The divisions between Jews and non-Jews began to relax. A Polish-Jewish doctor, Alina Brewda, recalled being sent to live in a mixed block of Jews and ‘Aryans’. ‘It had been a strict rule that we be kept separate, but now we were living together.’ The brothels closed down and one of the prostitutes asked Alina to treat her, as she was dying. In return she gave Alina a knitted black dress, felt shoes and a warm jacket, which served her well on the coming march.

In January 1945, with the Russians just a few days from Auschwitz, the SS began to prepare frantically for the evacuation. It soon became clear that anyone fit enough to walk was to be forced on the march, but anyone too weak was to be killed. As the moment came the guards began to cull the sick and dying by shooting. They also prepared to blow up the camp. Lydia Vago, who had fallen ill, was in the sickbay and she remembered a nurse shouting at her to get out now. Lydia left the
Revier
, and as she walked away she saw a truck arrive to take those too feeble to move, to be shot.

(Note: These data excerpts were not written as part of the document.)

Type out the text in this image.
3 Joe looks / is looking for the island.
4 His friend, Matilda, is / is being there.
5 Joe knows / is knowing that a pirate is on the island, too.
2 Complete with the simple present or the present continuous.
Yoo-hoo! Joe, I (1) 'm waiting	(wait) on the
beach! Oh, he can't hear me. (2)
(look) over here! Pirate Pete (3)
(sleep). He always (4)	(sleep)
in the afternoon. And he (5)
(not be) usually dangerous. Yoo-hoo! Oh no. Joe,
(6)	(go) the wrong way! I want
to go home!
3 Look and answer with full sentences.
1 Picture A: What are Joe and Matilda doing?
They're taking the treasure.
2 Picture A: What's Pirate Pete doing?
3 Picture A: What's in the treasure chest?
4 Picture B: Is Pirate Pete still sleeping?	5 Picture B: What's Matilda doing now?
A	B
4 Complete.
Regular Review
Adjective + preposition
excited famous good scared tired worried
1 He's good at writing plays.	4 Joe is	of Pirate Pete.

On 18 January work continued normally, including construction of a new block. As night fell, the call came to clear out. Maria Rundo remembered a total blackout in the hospital where she worked, and then the lights came back on and an SS man ordered the nurses to collect all the cards of the sick, which he took away. On the Lagerstrasse people shouted that all those able to march should return to their blocks, as the evacuation was to start. It was snowing, and as prisoners ran back to the blocks those too sick to march
panicked. ‘There was no doubt about their fate, as the SS would not let the sick be liberated,’ said Lydia Vago.

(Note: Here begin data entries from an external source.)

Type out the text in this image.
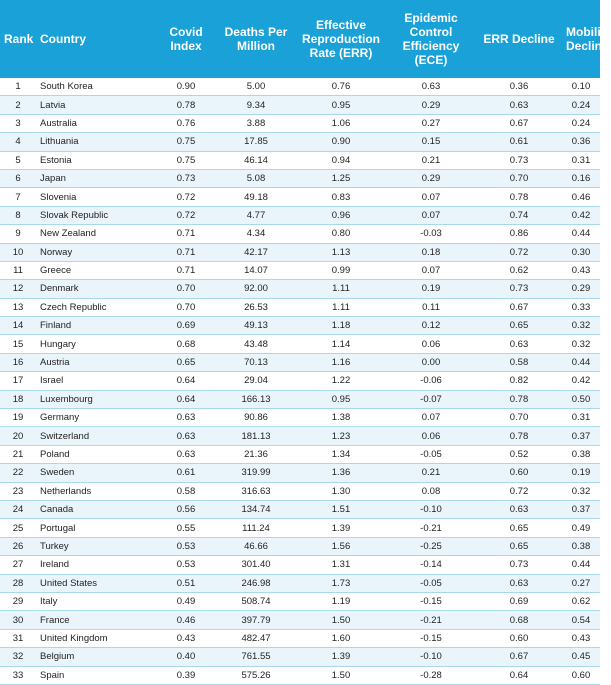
Rank	Country	Covid Index	Deaths Per Million	Effective Reproduction Rate (ERR)	Epidemic Control Efficiency (ECE)	ERR Decline	Mobility Decline
1	South Korea	0.90	5.00	0.76	0.63	0.36	0.10
2	Latvia	0.78	9.34	0.95	0.29	0.63	0.24
3	Australia	0.76	3.88	1.06	0.27	0.67	0.24
4	Lithuania	0.75	17.85	0.90	0.15	0.61	0.36
5	Estonia	0.75	46.14	0.94	0.21	0.73	0.31
6	Japan	0.73	5.08	1.25	0.29	0.70	0.16
7	Slovenia	0.72	49.18	0.83	0.07	0.78	0.46
8	Slovak Republic	0.72	4.77	0.96	0.07	0.74	0.42
9	New Zealand	0.71	4.34	0.80	-0.03	0.86	0.44
10	Norway	0.71	42.17	1.13	0.18	0.72	0.30
11	Greece	0.71	14.07	0.99	0.07	0.62	0.43
12	Denmark	0.70	92.00	1.11	0.19	0.73	0.29
13	Czech Republic	0.70	26.53	1.11	0.11	0.67	0.33
14	Finland	0.69	49.13	1.18	0.12	0.65	0.32
15	Hungary	0.68	43.48	1.14	0.06	0.63	0.32
16	Austria	0.65	70.13	1.16	0.00	0.58	0.44
17	Israel	0.64	29.04	1.22	-0.06	0.82	0.42
18	Luxembourg	0.64	166.13	0.95	-0.07	0.78	0.50
19	Germany	0.63	90.86	1.38	0.07	0.70	0.31
20	Switzerland	0.63	181.13	1.23	0.06	0.78	0.37
21	Poland	0.63	21.36	1.34	-0.05	0.52	0.38
22	Sweden	0.61	319.99	1.36	0.21	0.60	0.19
23	Netherlands	0.58	316.63	1.30	0.08	0.72	0.32
24	Canada	0.56	134.74	1.51	-0.10	0.63	0.37
25	Portugal	0.55	111.24	1.39	-0.21	0.65	0.49
26	Turkey	0.53	46.66	1.56	-0.25	0.65	0.38
27	Ireland	0.53	301.40	1.31	-0.14	0.73	0.44
28	United States	0.51	246.98	1.73	-0.05	0.63	0.27
29	Italy	0.49	508.74	1.19	-0.15	0.69	0.62
30	France	0.46	397.79	1.50	-0.21	0.68	0.54
31	United Kingdom	0.43	482.47	1.60	-0.15	0.60	0.43
32	Belgium	0.40	761.55	1.39	-0.10	0.67	0.45
33	Spain	0.39	575.26	1.50	-0.28	0.64	0.60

Some didn’t want to leave, hoping to greet their Soviet liberators. Alina Brewda, the Jewish doctor, hid with the sick, but an SS officer found her and threw her out. Some made for the clothes stores and collected whatever they could for warmth – blankets, coats, sweaters. Allegra, the girl from Thessaloniki, was on the night shift at the factory when the call came. She had no time to eat or get warm clothes and went straight to the line now gathering at the gate. Lydia Vago found time to get into the pharmacy of the small factory
Revier
and put aspirins and bandages into her small bag made of blue-grey uniform cloth. She and her sister Aniko carried extra clothes and blankets strung in bundles on their backs, the string clasped tight in their hands.